SWEETS<SWEETS<SWEETS! Honey drip work excellent. This past season I smoked 6 salmon heads I caught and hung them from a tree, the combination of all this brought in a nice Michigan Bear for me.


----------



## wild at heart (Feb 19, 2008)

I shot a 306# bear this year over granola covered with red michigan cherries.


----------



## Jr.BowmanMI (Jun 27, 2005)

pour some liquid smoke on top of your bait pile. Also put some fish oil.


----------



## U.P. In Da Woods (Aug 8, 2007)

I'd Pop A Brown Grocery Sack Of Popcorn Dump In A Box Of Cherry Jello And Shake It Up And They Loved It. I Can Smell The Jello From A Long Ways Away And It Last For A Couple Days.
Steve


----------



## U.P. In Da Woods (Aug 8, 2007)

Or Just Put Out Some Bird Feeders (sunflower And Suet) Cant Seem To Stop Them From Coming To Our Yard And Destroying Or Taking Ours


----------



## D.C.U.P. (May 24, 2002)

Essentially whatever you can get in mass quantity at the cheapest price. Bread, donuts, meat, corn w/sweetener, etc. Meat can get stinky, though.

To enhance the smell of the area, I often smear peanut butter (the cheapest kind) on trees all around the bait site. I also like to hang a jug of molasses up high.

Some folks like to hide their bait a bit to keep ravens away. I don't mind ravens that much.

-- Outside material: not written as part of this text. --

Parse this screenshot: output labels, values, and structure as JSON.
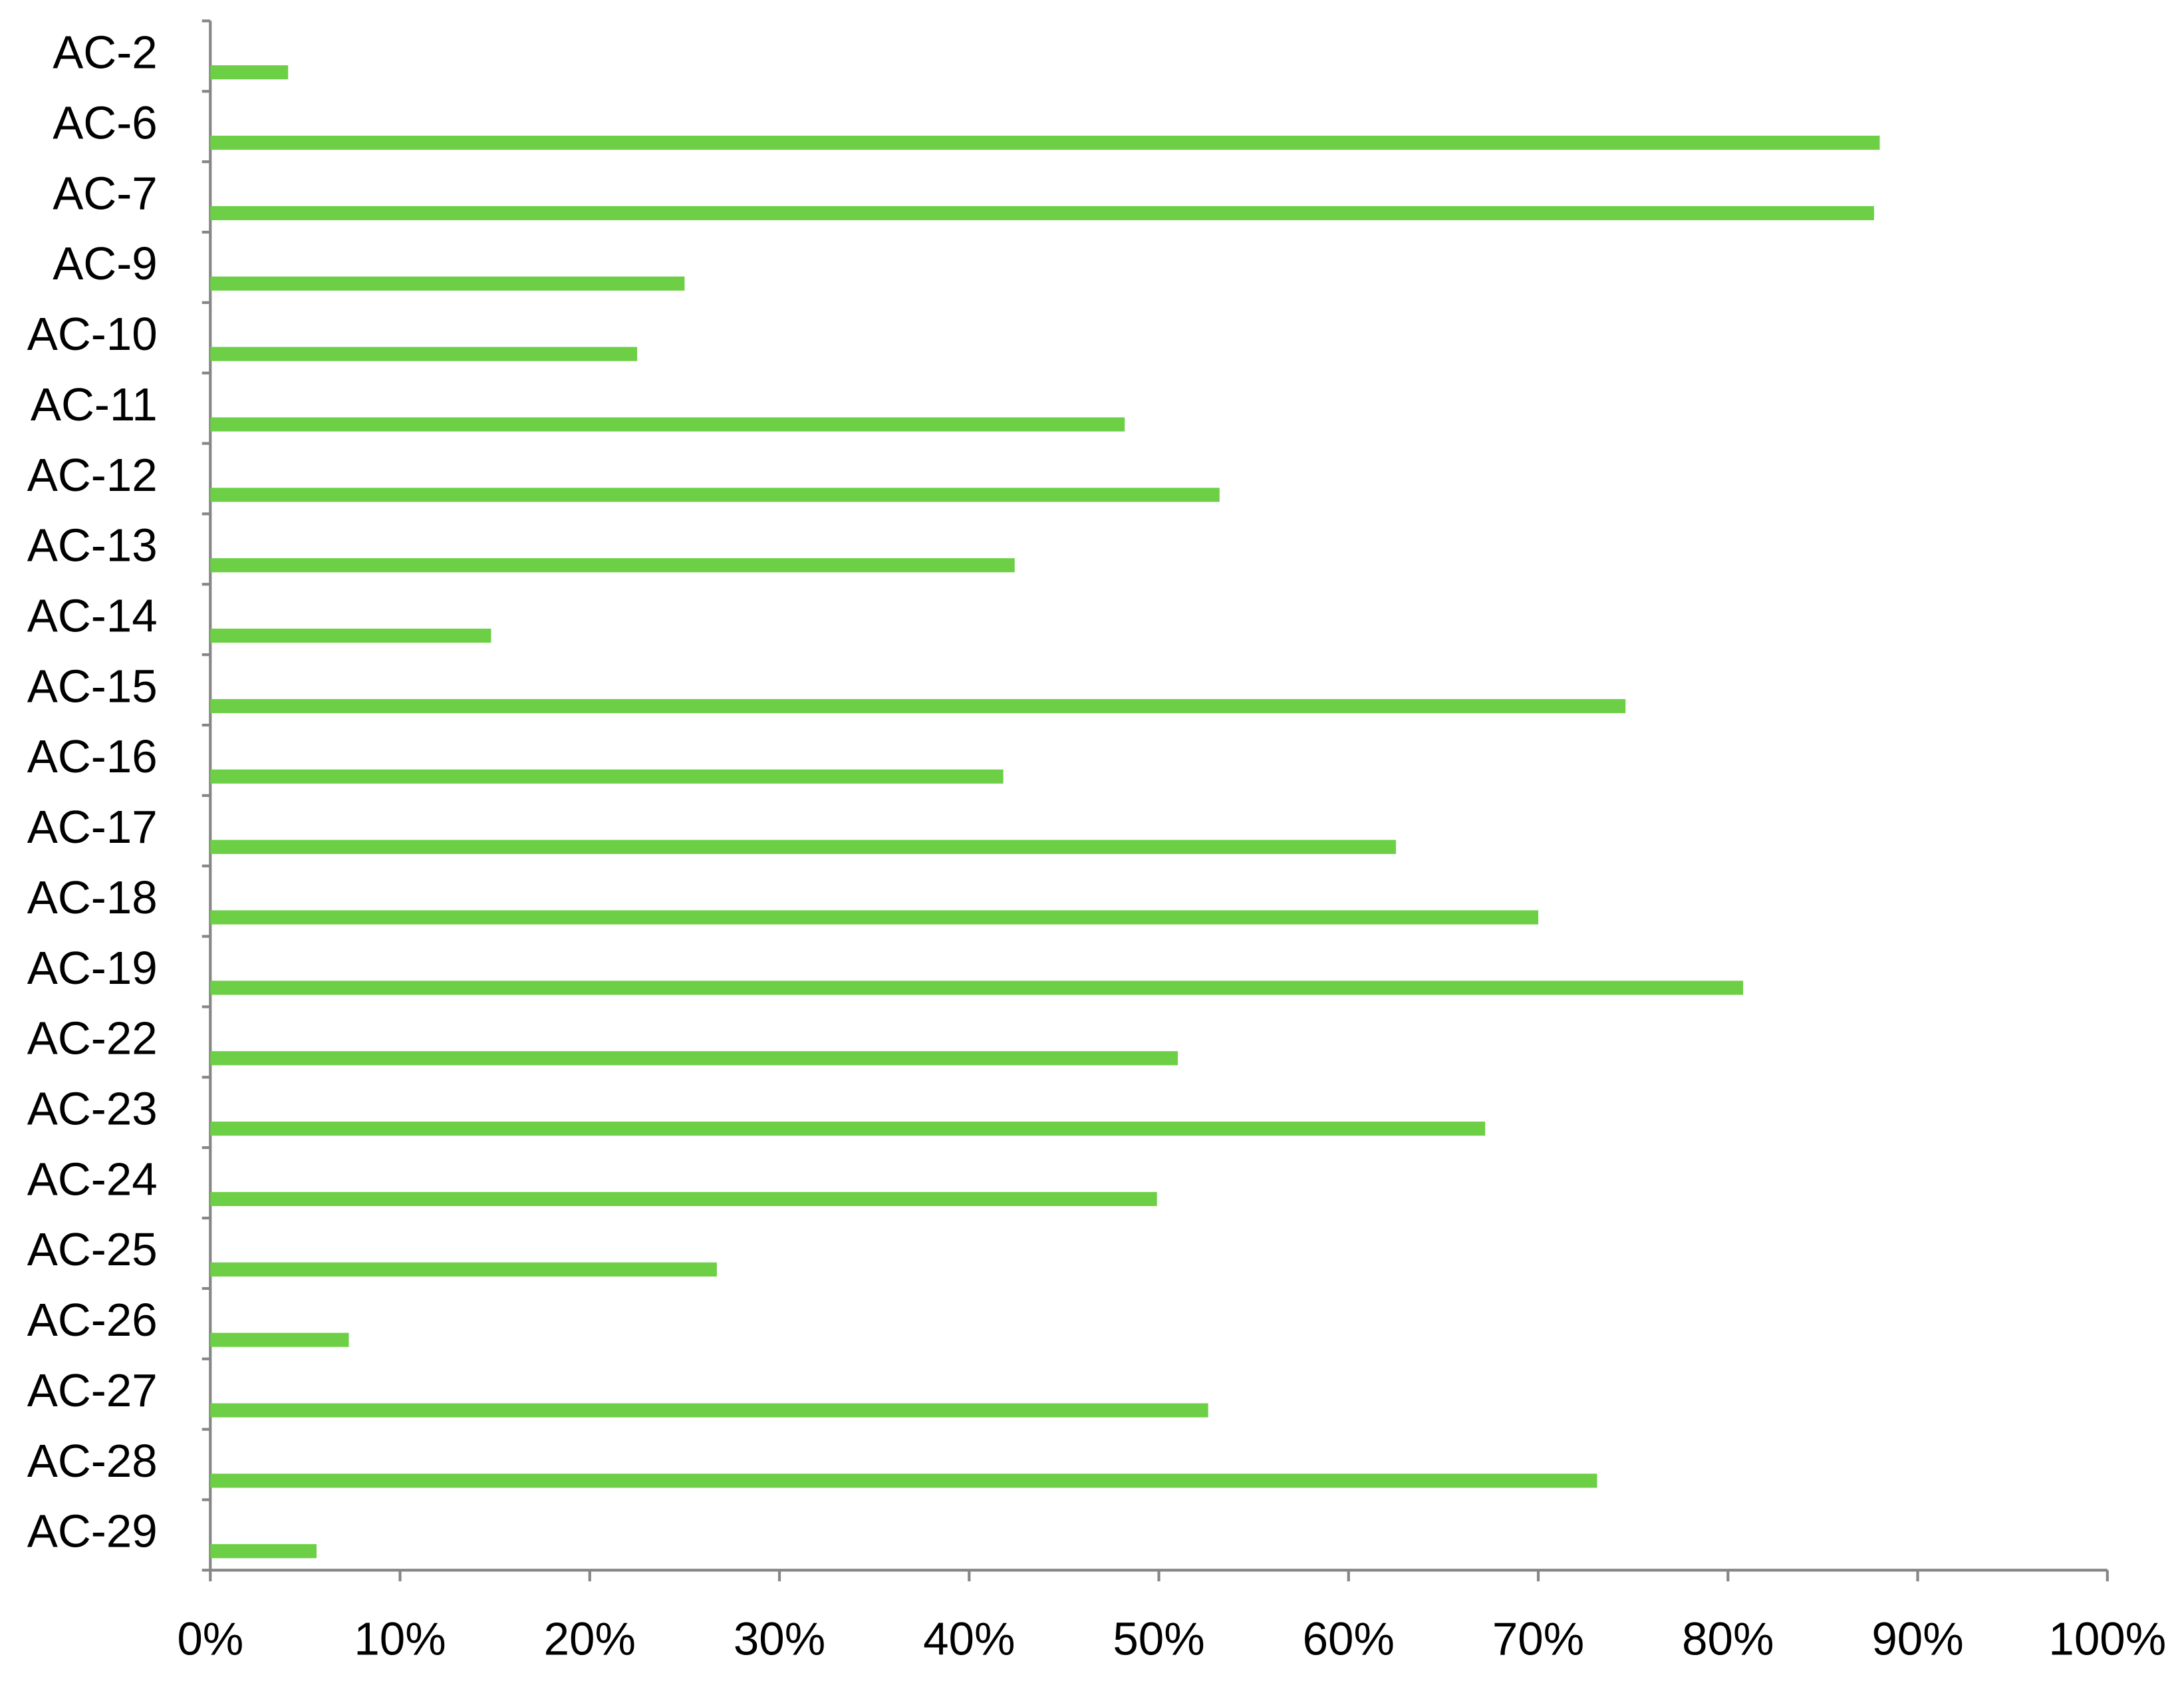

They advertise like no other.


----------



## JWICKLUND (Feb 13, 2005)

D.C.U.P. said:


> To enhance the smell of the area, I often smear peanut butter (the cheapest kind) on trees all around the bait site. I also like to hang a jug of molasses up high.


*F.Y.I. - This method is illegal for use on public or commercial forest lands.*


----------



## JWICKLUND (Feb 13, 2005)

sidnaw59 said:


> This past season I smoked 6 salmon heads I caught and hung them from a tree, the combination of all this brought in a nice Michigan Bear for me.


*Anything not on the ground is illegal on public or commercial forest lands. Just a reminder for those that may not be aware of this law.*


----------



## D.C.U.P. (May 24, 2002)

JWICKLUND said:


> *F.Y.I. - This method is illegal for use on public or commercial forest lands.*


Yeah, I didn't really think of that. I always have the luxury of hunting private land, so I often lose sight of the fact that many rely on State and Federal forest for bear hunting.

Thanks for the reminder!


----------